Dank ihres Mutes als Fotojournalistin - in einer von Männern dominierten Umgebung - wird auch der Mut anderer saudischer Frauen sichtbar. Eine ihrer markantesten Arbeiten zeigt den verschleierten, vorgebeugten Kopf einer Mutter, die um ihre Söhne trauert. Sie wurden getötet, als sie die Moschee in ihrer Nachbarschaft vor einem Angriff der Terrormiliz "Islamischer Staat" schützen wollten. "Die Frau hatte gerade ihre Kinder und ihren Neffen verloren und bestand dennoch darauf, andere Mütter zu ermutigen, ihre Söhne und Töchter aufzuziehen - und damit im Angesicht des Terrors selbstlos zu sein. Sie ist eine Heldin für mich", sagte Alsutan.
Ein Bild hat die Fotografin besonders bewegt: Die Aufnahme zeigt das trotzige Gesicht einer Frau, die wenige Stunden vor Aufhebung des Fahrverbots in Saudi-Arabien demonstrierte. "Ich wünschte, die Frauen, die ein paar Monate vor der Aufhebung des Fahrverbots verhaftet wurden, jetzt frei wären, um an diesem Glück teilzuhaben", sagte Alsutan.
Mary Calvert für Arbeit über sexuellen Missbrauch im US-Militär geehrt
Die amerikanische freiberufliche Fotojournalistin Mary Calvert wurde für ihre erschütternde Berichterstattung über den sexuellen Missbrauch von Männern im US-Militär gelobt. "Die Befehlsketten führen dazu, dass die Leute, die ich fotografiert habe, das Verbrechen der Vergewaltigung oder sexuellen Gewalt oder Belästigung dem Täter melden mussten", erklärte Calvert.
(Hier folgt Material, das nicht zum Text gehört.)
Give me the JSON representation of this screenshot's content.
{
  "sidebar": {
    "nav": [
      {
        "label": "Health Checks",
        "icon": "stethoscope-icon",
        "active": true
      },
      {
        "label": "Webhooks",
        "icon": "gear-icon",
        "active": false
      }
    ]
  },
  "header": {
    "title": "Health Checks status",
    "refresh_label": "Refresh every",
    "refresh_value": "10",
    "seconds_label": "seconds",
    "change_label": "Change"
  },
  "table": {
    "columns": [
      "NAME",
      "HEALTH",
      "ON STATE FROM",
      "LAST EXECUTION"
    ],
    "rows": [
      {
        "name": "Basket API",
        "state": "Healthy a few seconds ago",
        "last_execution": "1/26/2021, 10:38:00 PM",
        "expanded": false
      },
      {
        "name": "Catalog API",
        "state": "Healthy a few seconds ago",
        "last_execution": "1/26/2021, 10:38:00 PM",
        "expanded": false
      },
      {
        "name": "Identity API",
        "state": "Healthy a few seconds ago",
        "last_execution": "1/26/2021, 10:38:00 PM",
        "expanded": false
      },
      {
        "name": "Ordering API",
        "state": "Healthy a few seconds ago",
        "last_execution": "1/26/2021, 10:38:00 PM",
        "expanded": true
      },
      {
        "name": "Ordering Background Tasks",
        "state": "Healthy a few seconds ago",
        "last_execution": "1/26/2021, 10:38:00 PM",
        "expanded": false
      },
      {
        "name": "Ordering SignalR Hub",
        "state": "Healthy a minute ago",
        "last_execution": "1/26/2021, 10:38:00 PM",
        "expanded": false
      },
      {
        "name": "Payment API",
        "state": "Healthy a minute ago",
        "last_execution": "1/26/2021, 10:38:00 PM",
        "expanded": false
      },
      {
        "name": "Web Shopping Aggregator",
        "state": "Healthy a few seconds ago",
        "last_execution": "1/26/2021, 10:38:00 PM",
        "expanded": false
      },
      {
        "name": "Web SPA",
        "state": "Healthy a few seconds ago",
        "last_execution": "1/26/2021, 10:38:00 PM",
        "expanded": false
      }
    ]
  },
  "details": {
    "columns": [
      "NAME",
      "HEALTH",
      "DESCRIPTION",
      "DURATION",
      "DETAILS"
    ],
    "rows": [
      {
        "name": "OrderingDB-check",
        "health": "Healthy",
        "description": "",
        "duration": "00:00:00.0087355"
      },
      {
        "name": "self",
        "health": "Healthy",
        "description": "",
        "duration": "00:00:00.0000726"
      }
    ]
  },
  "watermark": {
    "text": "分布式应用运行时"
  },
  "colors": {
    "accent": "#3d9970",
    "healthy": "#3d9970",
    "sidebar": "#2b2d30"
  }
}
Vielen der von Calvert fotografierten Opfer "steht der Angriff ins Gesicht geschrieben". Sie sind gefangen in einer Welt der Isolation. Anstatt "ihre Scham und Tränen im Büro des Therapeuten zu vergießen, leiden sie oft still in ungepflegten, abgedunkelten Räumen oder an den Straßenecken, die viele als Zuhause bezeichnen".
"Wenn niemand da ist, der dir hilft, stirbst du innerlich. Gerechtigkeit zu erreichen, ist sehr schwierig".
Calvert, deren Arbeit sie nach Afghanistan, in den Irak, in die palästinensischen Autonomiegebiete und in die Demokratische Republik Kongo geführt hat, sieht sich als Fotojournalistin in einer klaren Rolle: "Es passiere verheerende Dinge. Es ist unsere Pflicht, den menschlichen Tribut hinter den Statistiken zu zeigen", sagte sie DW.
Lopez, Calvert und Alsutan werden im Juni bei einer Zeremonie in Washington D.C. geehrt.